Developer seeks funds to build new apartments

March 08, 1991|By Edward Gunts

A vacant city-owned lot at Eutaw and Mulberry streets would become the site of Eutaw Court, a $4 million, 61-unit apartment complex for low- and moderate-income residents, if developer Jay French can obtain the funding assistance he is seeking.

Preliminary plans presented to Baltimore's Architectural Review Board yesterday call for construction of 18 three-story brick buildings that would look like town houses but actually would contain one-level apartments, which would have access from a courtyard in the middle of the block. There also would be six retail spaces along Eutaw Street and 26 parking spaces.

"It's a very interesting approach because it's basically apartments but they don't look like it," said George Qualls, a review board member.

Baltimore's housing department sought bids two years ago for the parcel bounded by Eutaw, Mulberry, Pierce and State streets and awarded the development rights to Mr. French, the only bidder to submit a proposal. Cho, Wilks & Benn is the architect.

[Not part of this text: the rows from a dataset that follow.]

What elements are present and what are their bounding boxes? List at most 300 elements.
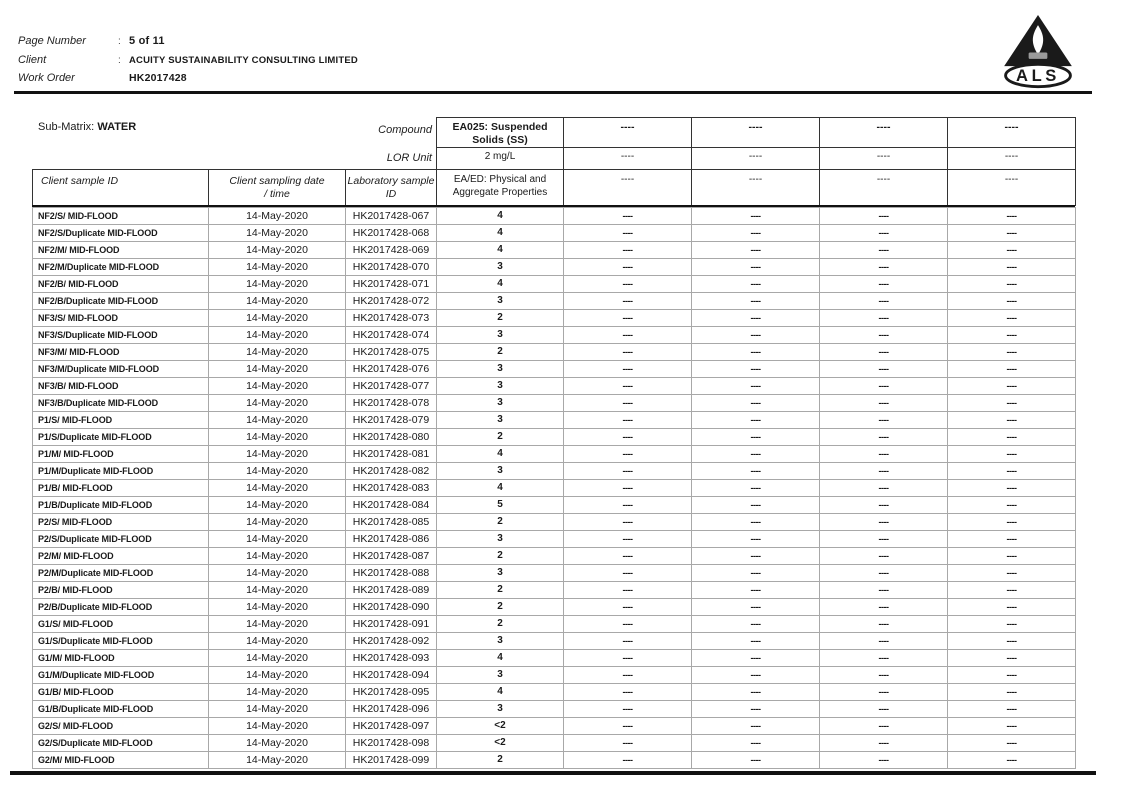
no-result-cell: ----: [820, 667, 948, 684]
no-result-cell: ----: [564, 497, 692, 514]
no-result-cell: ----: [692, 412, 820, 429]
no-result-cell: ----: [692, 514, 820, 531]
method-placeholder-line: ----: [1004, 174, 1019, 185]
client-sample-id-cell: G1/S/Duplicate MID-FLOOD: [33, 633, 209, 650]
lab-sample-id-cell: HK2017428-089: [346, 582, 437, 599]
lab-sample-id-cell: HK2017428-076: [346, 361, 437, 378]
no-result-cell: ----: [564, 276, 692, 293]
lab-sample-id-cell: HK2017428-073: [346, 310, 437, 327]
lor-unit-value: [437, 148, 564, 170]
no-result-cell: ----: [820, 463, 948, 480]
result-row: [33, 293, 1076, 310]
sampling-date-cell: 14-May-2020: [209, 446, 346, 463]
lab-sample-id-cell: HK2017428-097: [346, 718, 437, 735]
no-result-cell: ----: [564, 344, 692, 361]
no-result-cell: ----: [692, 582, 820, 599]
lab-sample-id-cell: HK2017428-078: [346, 395, 437, 412]
sampling-date-cell: 14-May-2020: [209, 310, 346, 327]
lab-sample-id-cell: HK2017428-070: [346, 259, 437, 276]
sampling-date-cell: 14-May-2020: [209, 327, 346, 344]
no-result-cell: ----: [692, 599, 820, 616]
meta-row-client: [18, 54, 358, 73]
lab-sample-id-cell: HK2017428-074: [346, 327, 437, 344]
no-result-cell: ----: [948, 293, 1076, 310]
no-result-cell: ----: [692, 497, 820, 514]
result-row: [33, 208, 1076, 225]
result-value-cell: 2: [437, 599, 564, 616]
client-sample-id-cell: G1/S/ MID-FLOOD: [33, 616, 209, 633]
no-result-cell: ----: [564, 684, 692, 701]
no-result-cell: ----: [820, 293, 948, 310]
sampling-date-cell: 14-May-2020: [209, 582, 346, 599]
result-row: [33, 276, 1076, 293]
client-sample-id-cell: G1/B/Duplicate MID-FLOOD: [33, 701, 209, 718]
lab-sample-id-cell: HK2017428-083: [346, 480, 437, 497]
client-sample-id-cell: P2/S/Duplicate MID-FLOOD: [33, 531, 209, 548]
result-row: [33, 565, 1076, 582]
no-result-cell: ----: [692, 378, 820, 395]
no-result-cell: ----: [820, 735, 948, 752]
result-row: [33, 752, 1076, 769]
method-group-name: [437, 170, 564, 206]
sampling-date-cell: 14-May-2020: [209, 548, 346, 565]
sampling-date-cell: 14-May-2020: [209, 616, 346, 633]
no-result-cell: ----: [948, 361, 1076, 378]
result-value-cell: 3: [437, 531, 564, 548]
method-placeholder-line: ----: [748, 174, 763, 185]
result-value-cell: 3: [437, 361, 564, 378]
no-result-cell: ----: [948, 667, 1076, 684]
no-result-cell: ----: [820, 616, 948, 633]
no-result-cell: ----: [564, 735, 692, 752]
sampling-date-cell: 14-May-2020: [209, 242, 346, 259]
result-value-cell: 2: [437, 616, 564, 633]
als-logo-text: ALS: [1016, 66, 1060, 86]
client-value: ACUITY SUSTAINABILITY CONSULTING LIMITED: [129, 54, 358, 66]
compound-placeholder-line: ----: [748, 121, 763, 133]
client-sample-id-cell: G2/S/ MID-FLOOD: [33, 718, 209, 735]
lor-placeholder-line: ----: [1004, 151, 1019, 162]
no-result-cell: ----: [820, 718, 948, 735]
no-result-cell: ----: [692, 361, 820, 378]
no-result-cell: ----: [948, 480, 1076, 497]
lab-sample-id-cell: HK2017428-069: [346, 242, 437, 259]
client-sample-id-cell: G2/M/ MID-FLOOD: [33, 752, 209, 769]
no-result-cell: ----: [820, 497, 948, 514]
sampling-date-header-line1: Client sampling date: [229, 175, 325, 187]
result-row: [33, 310, 1076, 327]
results-table-wrap: [32, 207, 1076, 769]
sampling-date-cell: 14-May-2020: [209, 378, 346, 395]
method-placeholder: [820, 170, 948, 206]
no-result-cell: ----: [820, 395, 948, 412]
lab-sample-id-cell: HK2017428-094: [346, 667, 437, 684]
no-result-cell: ----: [564, 446, 692, 463]
no-result-cell: ----: [692, 276, 820, 293]
result-value-cell: <2: [437, 735, 564, 752]
client-sample-id-cell: NF2/B/Duplicate MID-FLOOD: [33, 293, 209, 310]
result-value-cell: <2: [437, 718, 564, 735]
lab-sample-id-cell: HK2017428-071: [346, 276, 437, 293]
lor-placeholder: [820, 148, 948, 170]
no-result-cell: ----: [692, 735, 820, 752]
client-sample-id-cell: NF2/M/ MID-FLOOD: [33, 242, 209, 259]
result-row: [33, 531, 1076, 548]
result-row: [33, 361, 1076, 378]
no-result-cell: ----: [820, 327, 948, 344]
lor-placeholder: [692, 148, 820, 170]
als-logo-icon: [1002, 13, 1074, 89]
no-result-cell: ----: [564, 701, 692, 718]
no-result-cell: ----: [692, 633, 820, 650]
result-value-cell: 4: [437, 650, 564, 667]
no-result-cell: ----: [564, 718, 692, 735]
lab-sample-id-cell: HK2017428-088: [346, 565, 437, 582]
method-group-name-line: Aggregate Properties: [452, 187, 548, 198]
result-row: [33, 548, 1076, 565]
separator-colon: :: [118, 36, 121, 47]
no-result-cell: ----: [948, 701, 1076, 718]
client-sample-id-cell: P1/S/Duplicate MID-FLOOD: [33, 429, 209, 446]
no-result-cell: ----: [692, 616, 820, 633]
sampling-date-cell: 14-May-2020: [209, 395, 346, 412]
no-result-cell: ----: [948, 582, 1076, 599]
sampling-date-cell: 14-May-2020: [209, 497, 346, 514]
result-row: [33, 429, 1076, 446]
no-result-cell: ----: [820, 344, 948, 361]
lab-sample-id-cell: HK2017428-086: [346, 531, 437, 548]
page-bottom-rule: [10, 771, 1096, 775]
lab-sample-id-cell: HK2017428-093: [346, 650, 437, 667]
client-sample-id-cell: P1/B/Duplicate MID-FLOOD: [33, 497, 209, 514]
result-row: [33, 633, 1076, 650]
no-result-cell: ----: [564, 565, 692, 582]
client-sample-id-cell: NF3/S/Duplicate MID-FLOOD: [33, 327, 209, 344]
lab-sample-id-cell: HK2017428-068: [346, 225, 437, 242]
result-value-cell: 4: [437, 276, 564, 293]
work-order-value: HK2017428: [129, 72, 187, 84]
lor-placeholder-line: ----: [748, 151, 763, 162]
no-result-cell: ----: [820, 599, 948, 616]
no-result-cell: ----: [948, 310, 1076, 327]
no-result-cell: ----: [564, 412, 692, 429]
no-result-cell: ----: [564, 361, 692, 378]
result-value-cell: 2: [437, 429, 564, 446]
client-sample-id-cell: G1/M/Duplicate MID-FLOOD: [33, 667, 209, 684]
lab-sample-id-cell: HK2017428-082: [346, 463, 437, 480]
no-result-cell: ----: [820, 276, 948, 293]
no-result-cell: ----: [564, 752, 692, 769]
meta-row-work-order: [18, 72, 358, 91]
no-result-cell: ----: [692, 259, 820, 276]
method-placeholder: [948, 170, 1076, 206]
separator-colon: :: [118, 54, 121, 66]
result-row: [33, 327, 1076, 344]
lab-sample-id-header-line2: ID: [385, 188, 397, 200]
compound-placeholder: [564, 118, 692, 148]
no-result-cell: ----: [820, 565, 948, 582]
client-sample-id-cell: P1/S/ MID-FLOOD: [33, 412, 209, 429]
lab-sample-id-cell: HK2017428-080: [346, 429, 437, 446]
method-group-row: [437, 170, 1076, 206]
sampling-date-cell: 14-May-2020: [209, 225, 346, 242]
no-result-cell: ----: [692, 667, 820, 684]
client-sample-id-cell: P1/B/ MID-FLOOD: [33, 480, 209, 497]
no-result-cell: ----: [820, 429, 948, 446]
no-result-cell: ----: [948, 599, 1076, 616]
lab-sample-id-cell: HK2017428-084: [346, 497, 437, 514]
result-value-cell: 4: [437, 684, 564, 701]
no-result-cell: ----: [948, 565, 1076, 582]
no-result-cell: ----: [820, 531, 948, 548]
no-result-cell: ----: [692, 480, 820, 497]
client-sample-id-cell: NF3/B/ MID-FLOOD: [33, 378, 209, 395]
sampling-date-cell: 14-May-2020: [209, 361, 346, 378]
client-sample-id-cell: P2/M/Duplicate MID-FLOOD: [33, 565, 209, 582]
no-result-cell: ----: [692, 684, 820, 701]
no-result-cell: ----: [948, 735, 1076, 752]
no-result-cell: ----: [820, 684, 948, 701]
lab-sample-id-cell: HK2017428-092: [346, 633, 437, 650]
no-result-cell: ----: [948, 497, 1076, 514]
client-sample-id-cell: NF3/B/Duplicate MID-FLOOD: [33, 395, 209, 412]
no-result-cell: ----: [564, 259, 692, 276]
compound-name: [437, 118, 564, 148]
no-result-cell: ----: [692, 225, 820, 242]
sampling-date-cell: 14-May-2020: [209, 531, 346, 548]
no-result-cell: ----: [948, 259, 1076, 276]
lor-placeholder-line: ----: [876, 151, 891, 162]
no-result-cell: ----: [564, 548, 692, 565]
compound-placeholder-line: ----: [1004, 121, 1019, 133]
compound-header-table: [436, 117, 1076, 206]
sampling-date-cell: 14-May-2020: [209, 650, 346, 667]
result-row: [33, 395, 1076, 412]
no-result-cell: ----: [948, 446, 1076, 463]
no-result-cell: ----: [820, 446, 948, 463]
no-result-cell: ----: [820, 633, 948, 650]
sub-matrix-label: Sub-Matrix:: [38, 121, 95, 133]
no-result-cell: ----: [820, 582, 948, 599]
no-result-cell: ----: [692, 565, 820, 582]
no-result-cell: ----: [820, 650, 948, 667]
no-result-cell: ----: [948, 548, 1076, 565]
result-value-cell: 2: [437, 752, 564, 769]
sampling-date-cell: 14-May-2020: [209, 684, 346, 701]
client-sample-id-cell: NF3/S/ MID-FLOOD: [33, 310, 209, 327]
compound-name-line: Solids (SS): [472, 133, 528, 146]
no-result-cell: ----: [564, 667, 692, 684]
report-meta: [18, 35, 358, 91]
result-row: [33, 667, 1076, 684]
no-result-cell: ----: [820, 412, 948, 429]
result-row: [33, 480, 1076, 497]
method-group-name-line: EA/ED: Physical and: [453, 174, 547, 185]
result-row: [33, 514, 1076, 531]
no-result-cell: ----: [564, 616, 692, 633]
no-result-cell: ----: [820, 208, 948, 225]
work-order-label: Work Order: [18, 72, 75, 84]
client-sample-id-cell: G2/S/Duplicate MID-FLOOD: [33, 735, 209, 752]
no-result-cell: ----: [948, 718, 1076, 735]
no-result-cell: ----: [948, 344, 1076, 361]
no-result-cell: ----: [692, 718, 820, 735]
als-logo: [1002, 13, 1074, 89]
result-value-cell: 2: [437, 310, 564, 327]
lab-sample-id-header: [346, 170, 437, 206]
result-row: [33, 650, 1076, 667]
client-sample-id-cell: P1/M/ MID-FLOOD: [33, 446, 209, 463]
result-value-cell: 2: [437, 582, 564, 599]
no-result-cell: ----: [692, 395, 820, 412]
result-value-cell: 2: [437, 514, 564, 531]
sampling-date-cell: 14-May-2020: [209, 633, 346, 650]
no-result-cell: ----: [564, 378, 692, 395]
no-result-cell: ----: [820, 242, 948, 259]
lor-unit-value-line: 2 mg/L: [484, 151, 516, 162]
lor-placeholder: [948, 148, 1076, 170]
no-result-cell: ----: [564, 327, 692, 344]
no-result-cell: ----: [948, 633, 1076, 650]
sampling-date-cell: 14-May-2020: [209, 599, 346, 616]
sampling-date-cell: 14-May-2020: [209, 752, 346, 769]
sampling-date-cell: 14-May-2020: [209, 463, 346, 480]
result-row: [33, 701, 1076, 718]
no-result-cell: ----: [820, 514, 948, 531]
sampling-date-cell: 14-May-2020: [209, 735, 346, 752]
client-sample-id-cell: NF2/B/ MID-FLOOD: [33, 276, 209, 293]
no-result-cell: ----: [948, 242, 1076, 259]
compound-placeholder-line: ----: [876, 121, 891, 133]
results-table: [32, 207, 1076, 769]
no-result-cell: ----: [820, 480, 948, 497]
no-result-cell: ----: [564, 463, 692, 480]
lab-sample-id-cell: HK2017428-067: [346, 208, 437, 225]
no-result-cell: ----: [820, 378, 948, 395]
no-result-cell: ----: [948, 378, 1076, 395]
lab-sample-id-cell: HK2017428-081: [346, 446, 437, 463]
no-result-cell: ----: [564, 395, 692, 412]
no-result-cell: ----: [564, 293, 692, 310]
compound-row-label: Compound: [378, 124, 432, 136]
result-value-cell: 3: [437, 701, 564, 718]
sampling-date-cell: 14-May-2020: [209, 429, 346, 446]
result-value-cell: 3: [437, 633, 564, 650]
no-result-cell: ----: [820, 310, 948, 327]
result-value-cell: 3: [437, 259, 564, 276]
client-sample-id-cell: NF3/M/ MID-FLOOD: [33, 344, 209, 361]
no-result-cell: ----: [948, 208, 1076, 225]
sampling-date-cell: 14-May-2020: [209, 701, 346, 718]
result-value-cell: 5: [437, 497, 564, 514]
method-placeholder-line: ----: [620, 174, 635, 185]
meta-row-page-number: [18, 35, 358, 54]
no-result-cell: ----: [564, 242, 692, 259]
lab-sample-id-cell: HK2017428-077: [346, 378, 437, 395]
sampling-date-cell: 14-May-2020: [209, 412, 346, 429]
sampling-date-cell: 14-May-2020: [209, 344, 346, 361]
no-result-cell: ----: [564, 650, 692, 667]
lab-sample-id-cell: HK2017428-096: [346, 701, 437, 718]
page-number-value: 5 of 11: [129, 35, 165, 47]
no-result-cell: ----: [692, 548, 820, 565]
sampling-date-cell: 14-May-2020: [209, 276, 346, 293]
result-value-cell: 4: [437, 208, 564, 225]
no-result-cell: ----: [820, 701, 948, 718]
result-row: [33, 497, 1076, 514]
lab-sample-id-cell: HK2017428-095: [346, 684, 437, 701]
no-result-cell: ----: [820, 225, 948, 242]
result-row: [33, 684, 1076, 701]
result-value-cell: 3: [437, 293, 564, 310]
client-sample-id-cell: P1/M/Duplicate MID-FLOOD: [33, 463, 209, 480]
sample-columns-header-table: [32, 169, 437, 206]
lab-sample-id-cell: HK2017428-098: [346, 735, 437, 752]
result-row: [33, 735, 1076, 752]
client-sample-id-cell: P2/B/ MID-FLOOD: [33, 582, 209, 599]
result-row: [33, 463, 1076, 480]
result-value-cell: 3: [437, 378, 564, 395]
sampling-date-cell: 14-May-2020: [209, 208, 346, 225]
no-result-cell: ----: [692, 344, 820, 361]
lab-sample-id-cell: HK2017428-090: [346, 599, 437, 616]
no-result-cell: ----: [692, 242, 820, 259]
no-result-cell: ----: [564, 633, 692, 650]
client-sample-id-cell: P2/S/ MID-FLOOD: [33, 514, 209, 531]
result-value-cell: 2: [437, 548, 564, 565]
no-result-cell: ----: [692, 650, 820, 667]
sampling-date-header: [209, 170, 346, 206]
sample-columns-header-row: [33, 170, 437, 206]
compound-name-row: [437, 118, 1076, 148]
lor-placeholder-line: ----: [620, 151, 635, 162]
page-number-label: Page Number: [18, 35, 86, 47]
no-result-cell: ----: [564, 531, 692, 548]
no-result-cell: ----: [692, 531, 820, 548]
no-result-cell: ----: [948, 429, 1076, 446]
compound-placeholder: [692, 118, 820, 148]
no-result-cell: ----: [948, 650, 1076, 667]
result-value-cell: 4: [437, 446, 564, 463]
lab-sample-id-cell: HK2017428-099: [346, 752, 437, 769]
no-result-cell: ----: [692, 463, 820, 480]
client-sample-id-cell: NF2/S/ MID-FLOOD: [33, 208, 209, 225]
client-sample-id-cell: NF2/M/Duplicate MID-FLOOD: [33, 259, 209, 276]
no-result-cell: ----: [948, 412, 1076, 429]
no-result-cell: ----: [692, 208, 820, 225]
method-placeholder: [692, 170, 820, 206]
client-sample-id-cell: G1/M/ MID-FLOOD: [33, 650, 209, 667]
header-rule: [14, 91, 1092, 94]
result-value-cell: 3: [437, 463, 564, 480]
result-row: [33, 718, 1076, 735]
no-result-cell: ----: [948, 616, 1076, 633]
no-result-cell: ----: [692, 327, 820, 344]
lab-sample-id-cell: HK2017428-087: [346, 548, 437, 565]
no-result-cell: ----: [564, 582, 692, 599]
result-value-cell: 3: [437, 395, 564, 412]
lab-sample-id-cell: HK2017428-091: [346, 616, 437, 633]
no-result-cell: ----: [820, 259, 948, 276]
sub-matrix-value: WATER: [97, 121, 137, 133]
no-result-cell: ----: [692, 293, 820, 310]
no-result-cell: ----: [948, 684, 1076, 701]
no-result-cell: ----: [564, 310, 692, 327]
no-result-cell: ----: [948, 327, 1076, 344]
no-result-cell: ----: [820, 752, 948, 769]
no-result-cell: ----: [948, 531, 1076, 548]
lor-placeholder: [564, 148, 692, 170]
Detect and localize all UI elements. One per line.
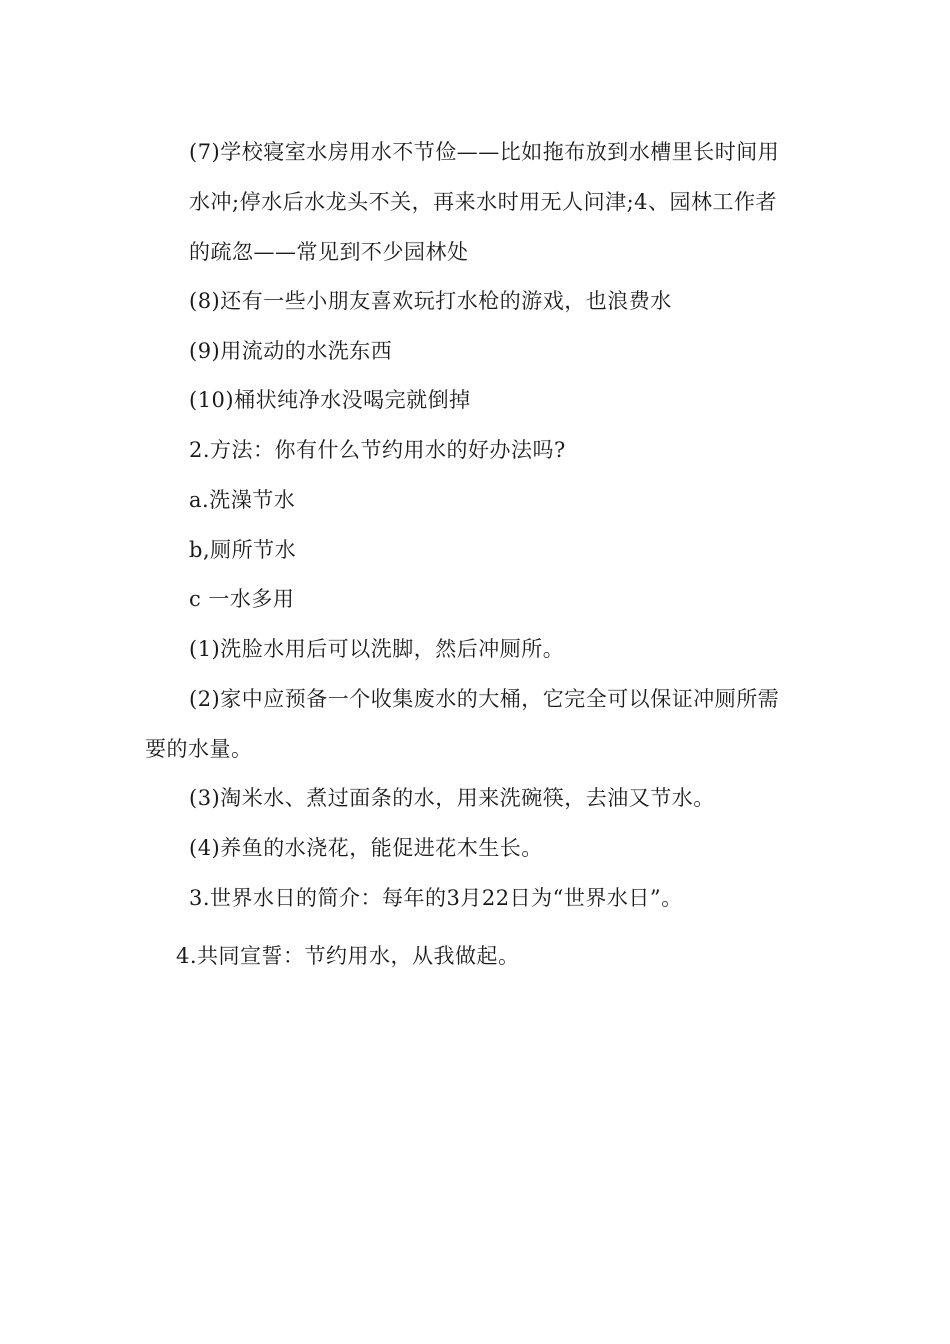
text-line: (3)淘米水、煮过面条的水，用来洗碗筷，去油又节水。 <box>189 786 715 810</box>
text-line: (9)用流动的水洗东西 <box>189 339 393 363</box>
text-line: b,厕所节水 <box>189 538 297 562</box>
text-line: 的疏忽——常见到不少园林处 <box>189 240 469 264</box>
text-line: 水冲;停水后水龙头不关，再来水时用无人问津;4、园林工作者 <box>189 190 778 214</box>
text-line: 要的水量。 <box>145 737 253 761</box>
text-line: (10)桶状纯净水没喝完就倒掉 <box>189 388 471 412</box>
text-line: (8)还有一些小朋友喜欢玩打水枪的游戏，也浪费水 <box>189 289 672 313</box>
text-line: a.洗澡节水 <box>189 488 296 512</box>
text-line: 2.方法：你有什么节约用水的好办法吗? <box>189 438 566 462</box>
text-line: c 一水多用 <box>189 587 295 611</box>
text-line: 3.世界水日的简介：每年的3月22日为“世界水日”。 <box>189 886 683 910</box>
text-line: (1)洗脸水用后可以洗脚，然后冲厕所。 <box>189 637 565 661</box>
text-line: (7)学校寝室水房用水不节俭——比如拖布放到水槽里长时间用 <box>189 140 780 164</box>
text-line: (4)养鱼的水浇花，能促进花木生长。 <box>189 836 543 860</box>
text-line: (2)家中应预备一个收集废水的大桶，它完全可以保证冲厕所需 <box>189 687 780 711</box>
text-line: 4.共同宣誓：节约用水，从我做起。 <box>176 944 520 968</box>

Mr. French said he hopes to raise funds for the project by selling tax credits for low-income housing to an investment syndicate. He also is applying for rental housing production funds from the state's Community Development Administration and is working with Baltimore's Community Development Financing Corp. to obtain a first mortgage.

"There is a certain coolness in the investment market for real estate right now, but apparently these investment syndicates still work," he said. "We thought it was an appropriate project for the area. Our company has other projects in the area, and we believe there is a need for this kind of project."

The French Co. was the developer of Franklin Court, a 29-unit apartment and retail project in the 500 block of W. Franklin Street, and the rehabilitated Charles E. Fish and Sons Building at Eutaw and Franklin streets.

If funding for Eutaw Court comes through in time, Mr. French said, he would like to begin construction later this year and complete work in late 1992. Struever Bros., Eccles & Rouse would be the general contractor and also may have an ownership interest in the project, he said.

Architect David Benn said he believes the project could be a model for the way other vacant urban parcels can be developed.